O recurso ao TSE, no entanto, não necessariamente suspende a eficácia da decisão do TRE-SP de imediato, a menos que haja uma nova liminar ou medida cautelar que o determine. A expectativa é que, uma vez cumpridos os trâmites formais na 70ª Zona Eleitoral, a posse de Albuquerque ocorra, a menos que uma nova intervenção judicial de instância superior a suspenda novamente, o que seria mais um capítulo nesta saga judicial e política.

O caso da cota de gênero em Marília, envolvendo o partido Mobiliza, reflete a seriedade com que a Justiça Eleitoral brasileira tem tratado as infrações às normas que visam promover a igualdade e a representatividade. A legislação, ao estabelecer um percentual mínimo de candidaturas para cada gênero, busca coibir a prática de candidaturas 'laranjas' ou meramente formais, que não possuem real intenção de competir e servem apenas para cumprir a cota, sem efetivamente impulsionar a participação feminina na política, minando o espírito da lei.

Cota de gênero

A fraude à cota de gênero não é um problema isolado de Marília, tendo sido objeto de diversos julgamentos e discussões em todo o país. A importância de se combater essa prática reside na proteção da lisura do processo eleitoral e na garantia de que a intenção do legislador em promover a inclusão seja de fato respeitada.

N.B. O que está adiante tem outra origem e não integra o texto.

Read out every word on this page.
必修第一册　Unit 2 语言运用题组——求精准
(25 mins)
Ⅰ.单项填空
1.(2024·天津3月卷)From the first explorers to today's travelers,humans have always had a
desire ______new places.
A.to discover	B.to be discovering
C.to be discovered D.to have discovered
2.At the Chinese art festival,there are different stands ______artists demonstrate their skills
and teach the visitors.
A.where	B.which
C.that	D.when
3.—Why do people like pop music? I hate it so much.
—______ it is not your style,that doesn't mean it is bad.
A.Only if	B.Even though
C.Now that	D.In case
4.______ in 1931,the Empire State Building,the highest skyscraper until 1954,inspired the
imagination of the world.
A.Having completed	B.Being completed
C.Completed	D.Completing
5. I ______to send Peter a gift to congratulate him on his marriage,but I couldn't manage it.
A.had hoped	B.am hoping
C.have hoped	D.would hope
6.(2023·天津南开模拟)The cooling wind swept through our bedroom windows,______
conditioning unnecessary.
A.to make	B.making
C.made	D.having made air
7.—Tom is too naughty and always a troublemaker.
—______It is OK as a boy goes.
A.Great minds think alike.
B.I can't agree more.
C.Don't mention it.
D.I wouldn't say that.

É um esforço contínuo para que a representatividade não seja apenas um número, mas uma realidade que fortaleça a democracia e a pluralidade de ideias nos parlamentos municipais, estaduais e federais.

A intervenção da Justiça Eleitoral, nesse sentido, é fundamental para assegurar que as regras do jogo democrático sejam seguidas por todos os partidos e candidatos, sem exceção. A constante vigilância e a aplicação rigorosa da lei são pilares para a construção de um sistema político mais justo e equitativo, onde as oportunidades de representação sejam distribuídas de maneira mais balanceada e autêntica, refletindo a diversidade da sociedade brasileira em suas instituições.

A nova configuração da Câmara Municipal de Marília, se confirmada e mantida após eventuais recursos, terá implicações diretas na dinâmica do Legislativo local. José Carlos Albuquerque, com sua experiência prévia como vereador, trará uma perspectiva já conhecida, enquanto a saída de Rossana Camacho representa a perda de uma voz que vinha atuando no plenário, exigindo uma rearticulação das forças políticas na Casa e potencialmente alterando alinhamentos e votações futuras.

Este caso serve como um lembrete vívido da fragilidade de mandatos obtidos sob questionamento judicial e da importância da conformidade com as regras eleitorais. A Justiça Eleitoral, em suas diferentes instâncias, reafirma seu papel como guardiã da integridade do processo democrático, mesmo que suas decisões impliquem em constantes reajustes na representação política local e gerem debates significativos sobre o futuro da governança municipal.

A população de Marília aguarda, portanto, a formalização da decisão e os próximos passos dos envolvidos, esperando que a estabilidade e a clareza jurídica finalmente prevaleçam. Isso permitirá que os representantes eleitos possam focar integralmente nas demandas e necessidades do município, contribuindo para o desenvolvimento e a melhoria da qualidade de vida de seus cidadãos. O desenrolar dessa história continua a moldar o panorama político da cidade e a reforçar a relevância da Justiça Eleitoral em seu papel de garantir eleições justas e transparentes.